In self hosted n8n deployments for managing Manufacturing Records Book MRB processes for Hydraulic Power Units engineers often integrate Google services to automate data gathering and updates.
For instance a workflow might gather datasheets from suppliers or Google Drive and automatically update Google Sheets with a components test results or compliance records for the MRB.
A common issue arises with credential reuse across nodes in these automation setups.
A credential set up for Google Sheets action operations (e.g. Append Update or Lookup rows to record HPU assembly data) works fine in those nodes but fails to show in the dropdown for the Google Sheets Trigger node which might watch for new datasheet entries.
This can seem like n8n requires unique credentials per workflow. In reality it stems from credential typing not workflow scoping.
Credential Typing in n8n
n8n credentials are defined by type, corresponding to specific node families and authentication methods.
Standard Google Sheets nodes (actions) require the credential type Google Sheets OAuth2 API.
The Google Sheets Trigger node requires the distinct type Google Sheets Trigger OAuth2 API.
These are separate credential definitions within n8n. Nodes filter their credential dropdowns to display only matching types, excluding others even when they authenticate the same Google account using identical OAuth2 client details.
Consequently, two credential records must be created: one for actions and one for triggers, both linked to the same underlying Google Cloud Console OAuth2 application.
Rationale for Separate Trigger Credentials
Trigger nodes differ fundamentally from action nodes in operation.
They perform periodic polling or webhook subscription to detect changes.
They maintain persistent state (e.g., tracking the last processed row to prevent duplicates).
They may require expanded or differing OAuth2 scopes for reliable long term token management.
Isolating triggers into a dedicated credential type ensures appropriate scoping and operational stability.
Factors Contributing to Perceived Workflow Level Restrictions
The primary mechanism is type based filtering in node credential selectors.
In community edition self hosted instances (without the enterprise Projects feature), all credentials created by the user are globally visible.

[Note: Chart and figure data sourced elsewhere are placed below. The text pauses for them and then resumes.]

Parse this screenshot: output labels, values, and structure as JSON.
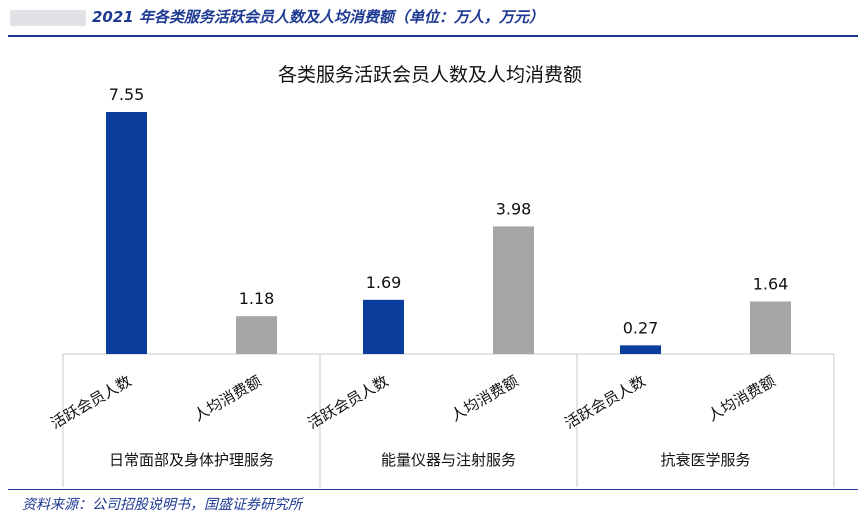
{
  "header": {
    "title": "2021 年各类服务活跃会员人数及人均消费额（单位：万人，万元）"
  },
  "chart_data": {
    "type": "bar",
    "title": "各类服务活跃会员人数及人均消费额",
    "groups": [
      "日常面部及身体护理服务",
      "能量仪器与注射服务",
      "抗衰医学服务"
    ],
    "subcategories": [
      "活跃会员人数",
      "人均消费额"
    ],
    "values": [
      [
        7.55,
        1.18
      ],
      [
        1.69,
        3.98
      ],
      [
        0.27,
        1.64
      ]
    ],
    "value_labels": [
      [
        "7.55",
        "1.18"
      ],
      [
        "1.69",
        "3.98"
      ],
      [
        "0.27",
        "1.64"
      ]
    ],
    "ylim": [
      0,
      8
    ],
    "grid": false,
    "legend": "none",
    "colors": {
      "members": "#0a3d9c",
      "spend": "#a6a6a6",
      "axis": "#c8c8c8"
    }
  },
  "footer": {
    "source": "资料来源：公司招股说明书，国盛证券研究所"
  }
}
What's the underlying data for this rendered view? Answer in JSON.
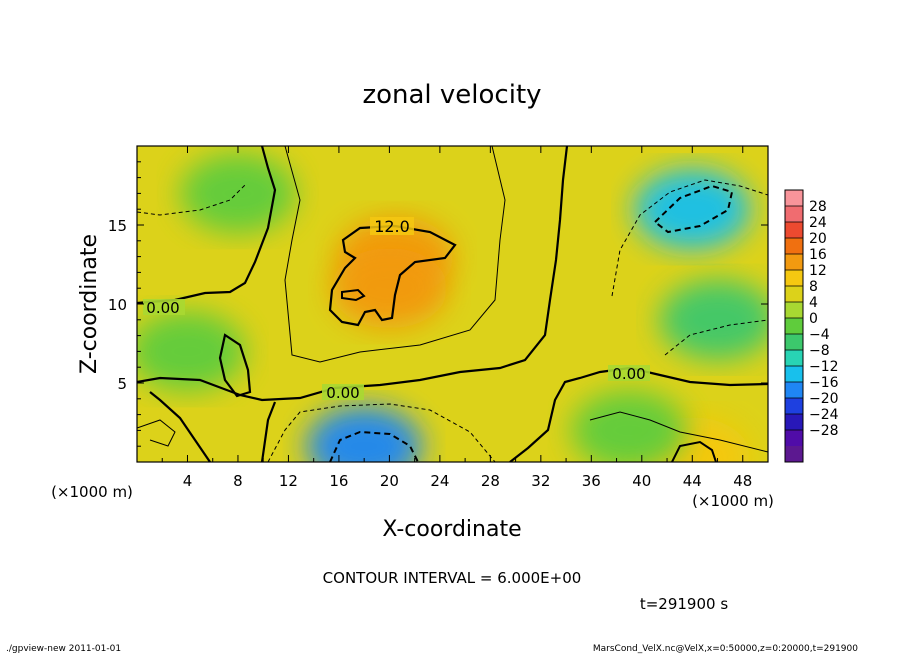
{
  "chart_data": {
    "type": "heatmap",
    "title": "zonal velocity",
    "xlabel": "X-coordinate",
    "ylabel": "Z-coordinate",
    "x_unit": "(×1000 m)",
    "y_unit": "(×1000 m)",
    "xlim": [
      0,
      50
    ],
    "ylim": [
      0,
      20
    ],
    "x_ticks": [
      "4",
      "8",
      "12",
      "16",
      "20",
      "24",
      "28",
      "32",
      "36",
      "40",
      "44",
      "48"
    ],
    "y_ticks": [
      "5",
      "10",
      "15"
    ],
    "colorbar": {
      "labels": [
        "28",
        "24",
        "20",
        "16",
        "12",
        "8",
        "4",
        "0",
        "−4",
        "−8",
        "−12",
        "−16",
        "−20",
        "−24",
        "−28"
      ],
      "colors": [
        "#f8949a",
        "#f06c70",
        "#ec4a30",
        "#f07010",
        "#f29a10",
        "#f5c811",
        "#dcd21a",
        "#a8d832",
        "#5fcc3c",
        "#3cc86c",
        "#28d4b4",
        "#18c0ec",
        "#1f86f4",
        "#1e40e0",
        "#2818b8",
        "#500ca8",
        "#5c1890"
      ]
    },
    "contour_labels": [
      "12.0",
      "0.00",
      "0.00",
      "0.00"
    ],
    "contour_interval": "CONTOUR INTERVAL = 6.000E+00",
    "time": "t=291900 s",
    "anomalies": [
      {
        "x": 20.5,
        "z": 13,
        "value": 16
      },
      {
        "x": 20,
        "z": 11,
        "value": 14
      },
      {
        "x": 44,
        "z": 16,
        "value": -12
      },
      {
        "x": 18,
        "z": 1,
        "value": -16
      },
      {
        "x": 44,
        "z": 0.3,
        "value": 12
      },
      {
        "x": 8,
        "z": 17,
        "value": -3
      },
      {
        "x": 46,
        "z": 9,
        "value": -5
      },
      {
        "x": 4,
        "z": 7,
        "value": -2
      },
      {
        "x": 39,
        "z": 2,
        "value": -3
      }
    ],
    "base_value": 6
  },
  "footer": {
    "left": "./gpview-new  2011-01-01",
    "right": "MarsCond_VelX.nc@VelX,x=0:50000,z=0:20000,t=291900"
  }
}
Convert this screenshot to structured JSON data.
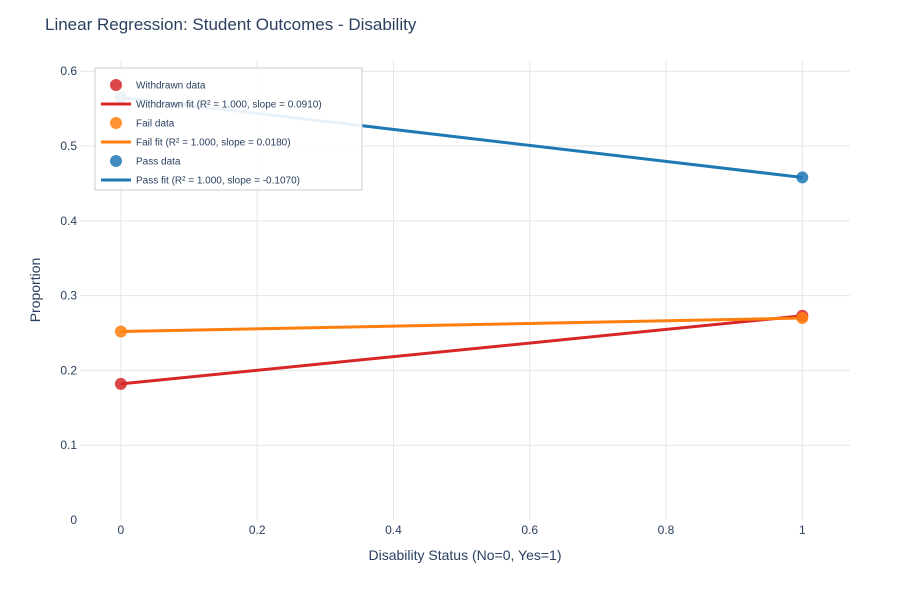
{
  "chart_data": {
    "type": "line",
    "title": "Linear Regression: Student Outcomes - Disability",
    "xlabel": "Disability Status (No=0, Yes=1)",
    "ylabel": "Proportion",
    "xlim": [
      -0.06,
      1.07
    ],
    "ylim": [
      0,
      0.615
    ],
    "x_ticks": [
      0,
      0.2,
      0.4,
      0.6,
      0.8,
      1
    ],
    "x_tick_labels": [
      "0",
      "0.2",
      "0.4",
      "0.6",
      "0.8",
      "1"
    ],
    "y_ticks": [
      0,
      0.1,
      0.2,
      0.3,
      0.4,
      0.5,
      0.6
    ],
    "y_tick_labels": [
      "0",
      "0.1",
      "0.2",
      "0.3",
      "0.4",
      "0.5",
      "0.6"
    ],
    "grid": true,
    "legend_position": "top-left",
    "series": [
      {
        "name": "Withdrawn data",
        "mode": "markers",
        "color": "#d62728",
        "x": [
          0,
          1
        ],
        "y": [
          0.182,
          0.273
        ]
      },
      {
        "name": "Withdrawn fit (R² = 1.000, slope = 0.0910)",
        "mode": "lines",
        "color": "#d62728",
        "x": [
          0,
          1
        ],
        "y": [
          0.182,
          0.273
        ]
      },
      {
        "name": "Fail data",
        "mode": "markers",
        "color": "#ff7f0e",
        "x": [
          0,
          1
        ],
        "y": [
          0.252,
          0.27
        ]
      },
      {
        "name": "Fail fit (R² = 1.000, slope = 0.0180)",
        "mode": "lines",
        "color": "#ff7f0e",
        "x": [
          0,
          1
        ],
        "y": [
          0.252,
          0.27
        ]
      },
      {
        "name": "Pass data",
        "mode": "markers",
        "color": "#1f77b4",
        "x": [
          0,
          1
        ],
        "y": [
          0.565,
          0.458
        ]
      },
      {
        "name": "Pass fit (R² = 1.000, slope = -0.1070)",
        "mode": "lines",
        "color": "#1f77b4",
        "x": [
          0,
          1
        ],
        "y": [
          0.565,
          0.458
        ]
      }
    ]
  }
}
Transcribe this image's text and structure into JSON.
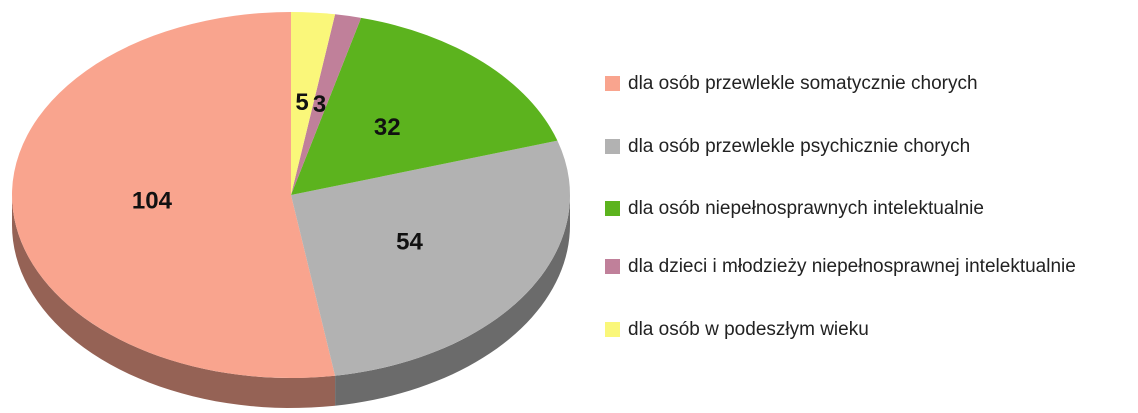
{
  "chart_data": {
    "type": "pie",
    "categories": [
      "dla osób przewlekle somatycznie chorych",
      "dla osób przewlekle psychicznie chorych",
      "dla osób niepełnosprawnych intelektualnie",
      "dla dzieci i młodzieży niepełnosprawnej intelektualnie",
      "dla osób w podeszłym wieku"
    ],
    "values": [
      104,
      54,
      32,
      3,
      5
    ],
    "colors": [
      "#f9a48e",
      "#b2b2b2",
      "#5cb31e",
      "#c0809a",
      "#faf77a"
    ],
    "legend": "right"
  }
}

Visibility issues typically reduce to type mismatches rather than access controls.
Recommended Configuration: Reusable Credential Pairs
For most self hosted setups, maintain exactly two Google Sheets credentials.
One of type Google Sheets OAuth2 API (for all action nodes).

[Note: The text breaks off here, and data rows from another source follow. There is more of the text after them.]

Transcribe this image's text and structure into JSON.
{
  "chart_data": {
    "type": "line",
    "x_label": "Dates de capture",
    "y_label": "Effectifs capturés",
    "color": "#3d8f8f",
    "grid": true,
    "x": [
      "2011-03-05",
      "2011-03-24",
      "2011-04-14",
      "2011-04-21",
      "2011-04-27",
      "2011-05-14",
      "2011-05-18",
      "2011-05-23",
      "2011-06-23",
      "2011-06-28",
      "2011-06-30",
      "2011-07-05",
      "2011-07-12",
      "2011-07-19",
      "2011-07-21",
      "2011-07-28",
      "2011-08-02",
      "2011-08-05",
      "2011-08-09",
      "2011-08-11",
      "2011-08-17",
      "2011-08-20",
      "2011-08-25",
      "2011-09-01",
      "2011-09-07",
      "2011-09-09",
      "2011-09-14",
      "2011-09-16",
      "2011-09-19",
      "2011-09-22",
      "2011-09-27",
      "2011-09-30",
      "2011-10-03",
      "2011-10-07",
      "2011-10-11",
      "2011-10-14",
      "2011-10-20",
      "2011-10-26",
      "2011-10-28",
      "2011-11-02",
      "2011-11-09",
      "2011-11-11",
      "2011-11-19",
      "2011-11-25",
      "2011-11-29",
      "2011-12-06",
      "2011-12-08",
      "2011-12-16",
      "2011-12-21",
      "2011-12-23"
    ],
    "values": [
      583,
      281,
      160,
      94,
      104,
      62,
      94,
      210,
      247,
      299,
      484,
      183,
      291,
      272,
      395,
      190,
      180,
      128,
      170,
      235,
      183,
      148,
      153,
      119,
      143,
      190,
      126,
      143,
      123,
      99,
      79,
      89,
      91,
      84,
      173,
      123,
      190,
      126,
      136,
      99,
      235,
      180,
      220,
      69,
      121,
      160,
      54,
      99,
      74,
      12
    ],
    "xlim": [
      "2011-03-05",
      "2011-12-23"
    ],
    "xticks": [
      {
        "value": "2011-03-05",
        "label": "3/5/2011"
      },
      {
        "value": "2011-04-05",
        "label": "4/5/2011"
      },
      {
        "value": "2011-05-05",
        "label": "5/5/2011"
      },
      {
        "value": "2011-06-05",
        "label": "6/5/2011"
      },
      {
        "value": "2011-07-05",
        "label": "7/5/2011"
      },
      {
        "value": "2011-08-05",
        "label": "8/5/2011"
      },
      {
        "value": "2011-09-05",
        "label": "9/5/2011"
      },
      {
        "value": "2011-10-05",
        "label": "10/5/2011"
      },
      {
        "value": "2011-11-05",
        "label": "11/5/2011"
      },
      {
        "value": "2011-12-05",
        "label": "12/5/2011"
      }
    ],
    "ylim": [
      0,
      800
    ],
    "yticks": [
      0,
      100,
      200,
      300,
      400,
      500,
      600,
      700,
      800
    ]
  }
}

One of type Google Sheets Trigger OAuth2 API (for trigger nodes).
These are created once and reused across all workflows.
Both credentials should reference the same Google Cloud OAuth2 client.
Identical Client ID and Client Secret.
Identical redirect URI (pointing to your self hosted n8n instance, e.g., https://n8n.yourdomain.com/oauth2/callback).
This approach avoids duplication at the Google Cloud level while satisfying n8n’s internal typing requirements.
Conceptual Framework
Google Account: The identity being authenticated.
Google Cloud OAuth2 Client: The application credentials (Client ID/Secret).
n8n Credential Record: A stored token set bound to a specific node type.
A single account and OAuth2 client can support multiple n8n credential records differentiated by type.
Best Practices for Credential Management
Adopt consistent naming conventions to improve clarity and reduce selection errors.
Google Sheets Actions
Google Sheets Trigger
For multiple environments.
Google Sheets Actions (Production)
Google Sheets Trigger (Production)
Google Sheets Actions (Development)
Google Sheets Trigger (Development)
Extend the pattern to other Google services (Drive, Gmail, Calendar) as required.
Troubleshooting Credential Visibility Issues
Follow this systematic checklist.
- Examine a functioning action node and record the exact credential type displayed.
- Examine the trigger node and confirm the required type.
- If types differ create the missing type once and reuse indefinitely.
- If types match but the credential remains hidden verify session consistency (all credentials should be visible in single user self hosted environments).
Alternatives for Unified Credentials
The built in Google Sheets nodes do not support a single overarching Google OAuth2 credential spanning actions and triggers.
An advanced alternative involves.
Using the HTTP Request node with a generic OAuth2 credential.
Directly invoking Google Sheets REST APIs.
Implementing custom polling logic and state tracking.
This reduces credential count but increases implementation complexity and maintenance overhead. The standard separate but reusable approach remains preferable for reliability.
Summary of Optimal Self Hosted Configuration
One action credential per Google service.
One trigger credential per Google service (where triggers are used).
Aggressive reuse across workflows.
Single backing Google Cloud OAuth2 client.
This structure provides the most maintainable and scalable integration pattern for n8n based automation in engineering environments.